Hamka mendapat pendidikan rendah di Sekolah Dasar Maninjau sehingga kelas dua. Ketika usia HAMKA mencapai 10 tahun, ayahnya telah mendirikan Sumatera Thawalib di Padang Panjang. Di situ Hamka mempelajari agama dan mendalami bahasa Arab. Hamka juga pernah mengikuti pengajaran agama di surau dan masjid yang diberikan ulama terkenal seperti Syeikh Ibrahim Musa, Syeikh Ahmad Rasyid, Sutan Mansur, R.M. Surjopranoto dan Ki Bagus Hadikusumo.
Hamka mula-mula bekerja sebagai guru agama pada tahun 1927 di Perkebunan Tebing Tinggi, Medan dan guru agama di Padang Panjang pada tahun 1929. Hamka kemudian dilantik sebagai dosen di Universitas Islam, Jakarta dan Universitas Muhammadiyah, Padang Panjang dari tahun 1957 hingga tahun 1958. Setelah itu, beliau diangkat menjadi rektor Perguruan Tinggi Islam, Jakarta dan Profesor Universitas Mustopo, Jakarta. Dari tahun 1951 hingga tahun 1960, beliau menjabat sebagai Pegawai Tinggi Agama oleh Menteri Agama Indonesia, tetapi meletakkan jabatan itu ketika Sukarno menyuruhnya memilih antara menjadi pegawai negeri atau bergiat dalam politik Majelis Syuro Muslimin Indonesia (Masyumi).

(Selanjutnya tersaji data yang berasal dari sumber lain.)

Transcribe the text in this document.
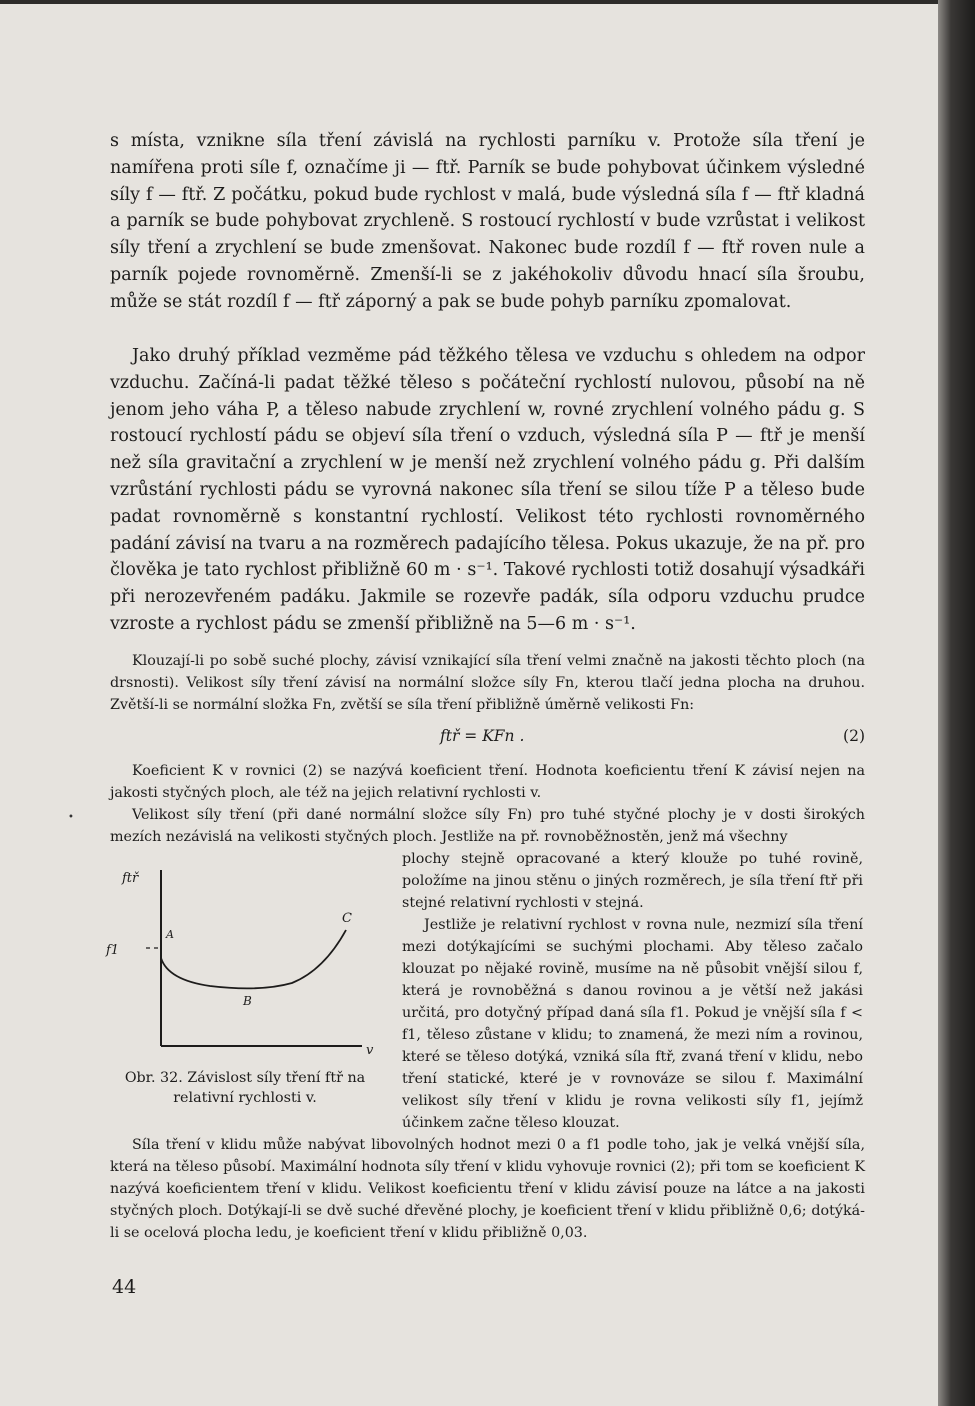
s místa, vznikne síla tření závislá na rychlosti parníku v. Protože síla tření je namířena proti síle f, označíme ji — ftř. Parník se bude pohybovat účinkem výsledné síly f — ftř. Z počátku, pokud bude rychlost v malá, bude výsledná síla f — ftř kladná a parník se bude pohybovat zrychleně. S rostoucí rychlostí v bude vzrůstat i velikost síly tření a zrychlení se bude zmenšovat. Nakonec bude rozdíl f — ftř roven nule a parník pojede rovnoměrně. Zmenší-li se z jakéhokoliv důvodu hnací síla šroubu, může se stát rozdíl f — ftř záporný a pak se bude pohyb parníku zpomalovat.

Jako druhý příklad vezměme pád těžkého tělesa ve vzduchu s ohledem na odpor vzduchu. Začíná-li padat těžké těleso s počáteční rychlostí nulovou, působí na ně jenom jeho váha P, a těleso nabude zrychlení w, rovné zrychlení volného pádu g. S rostoucí rychlostí pádu se objeví síla tření o vzduch, výsledná síla P — ftř je menší než síla gravitační a zrychlení w je menší než zrychlení volného pádu g. Při dalším vzrůstání rychlosti pádu se vyrovná nakonec síla tření se silou tíže P a těleso bude padat rovnoměrně s konstantní rychlostí. Velikost této rychlosti rovnoměrného padání závisí na tvaru a na rozměrech padajícího tělesa. Pokus ukazuje, že na př. pro člověka je tato rychlost přibližně 60 m · s⁻¹. Takové rychlosti totiž dosahují výsadkáři při nerozevřeném padáku. Jakmile se rozevře padák, síla odporu vzduchu prudce vzroste a rychlost pádu se zmenší přibližně na 5—6 m · s⁻¹.

Klouzají-li po sobě suché plochy, závisí vznikající síla tření velmi značně na jakosti těchto ploch (na drsnosti). Velikost síly tření závisí na normální složce síly Fn, kterou tlačí jedna plocha na druhou. Zvětší-li se normální složka Fn, zvětší se síla tření přibližně úměrně velikosti Fn:

ftř = KFn .	(2)

Koeficient K v rovnici (2) se nazývá koeficient tření. Hodnota koeficientu tření K závisí nejen na jakosti styčných ploch, ale též na jejich relativní rychlosti v.

•	Velikost síly tření (při dané normální složce síly Fn) pro tuhé styčné plochy je v dosti širokých mezích nezávislá na velikosti styčných ploch. Jestliže na př. rovnoběžnostěn, jenž má všechny

plochy stejně opracované a který klouže po tuhé rovině, položíme na jinou stěnu o jiných rozměrech, je síla tření ftř při stejné relativní rychlosti v stejná.

Jestliže je relativní rychlost v rovna nule, nezmizí síla tření mezi dotýkajícími se suchými plochami. Aby těleso začalo klouzat po nějaké rovině, musíme na ně působit vnější silou f, která je rovnoběžná s danou rovinou a je větší než jakási určitá, pro dotyčný případ daná síla f1. Pokud je vnější síla f < f1, těleso zůstane v klidu; to znamená, že mezi ním a rovinou, které se těleso dotýká, vzniká síla ftř, zvaná tření v klidu, nebo tření statické, které je v rovnováze se silou f. Maximální velikost síly tření v klidu je rovna velikosti síly f1, jejímž účinkem začne těleso klouzat.

ftř
f1
A
B
C
v

Obr. 32. Závislost síly tření ftř na relativní rychlosti v.

Síla tření v klidu může nabývat libovolných hodnot mezi 0 a f1 podle toho, jak je velká vnější síla, která na těleso působí. Maximální hodnota síly tření v klidu vyhovuje rovnici (2); při tom se koeficient K nazývá koeficientem tření v klidu. Velikost koeficientu tření v klidu závisí pouze na látce a na jakosti styčných ploch. Dotýkají-li se dvě suché dřevěné plochy, je koeficient tření v klidu přibližně 0,6; dotýká-li se ocelová plocha ledu, je koeficient tření v klidu přibližně 0,03.

44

Hamka adalah seorang otodidiak dalam berbagai bidang ilmu pengetahuan seperti filsafat, sastra, sejarah, sosiologi dan politik, baik Islam maupun Barat. Dengan kemahiran bahasa Arabnya yang tinggi, beliau dapat menyelidiki karya ulama dan pujangga besar di Timur Tengah seperti Zaki Mubarak, Jurji Zaidan, Abbas al-Aqqad, Mustafa al-Manfaluti dan Hussain Haikal. Melalui bahasa Arab juga, beliau meneliti karya sarjana Perancis, Inggris dan Jerman seperti Albert Camus, William James, Sigmund Freud, Arnold Toynbee, Jean Paul Sartre, Karl Marx dan Pierre Loti. Hamka juga rajin membaca dan bertukar-tukar pikiran dengan tokoh-tokoh terkenal Jakarta seperti HOS Tjokroaminoto, Raden Mas Surjopranoto, Haji Fachrudin, Ar Sutan Mansur dan Ki Bagus Hadikusumo sambil mengasah bakatnya sehingga menjadi seorang ahli pidato yang handal.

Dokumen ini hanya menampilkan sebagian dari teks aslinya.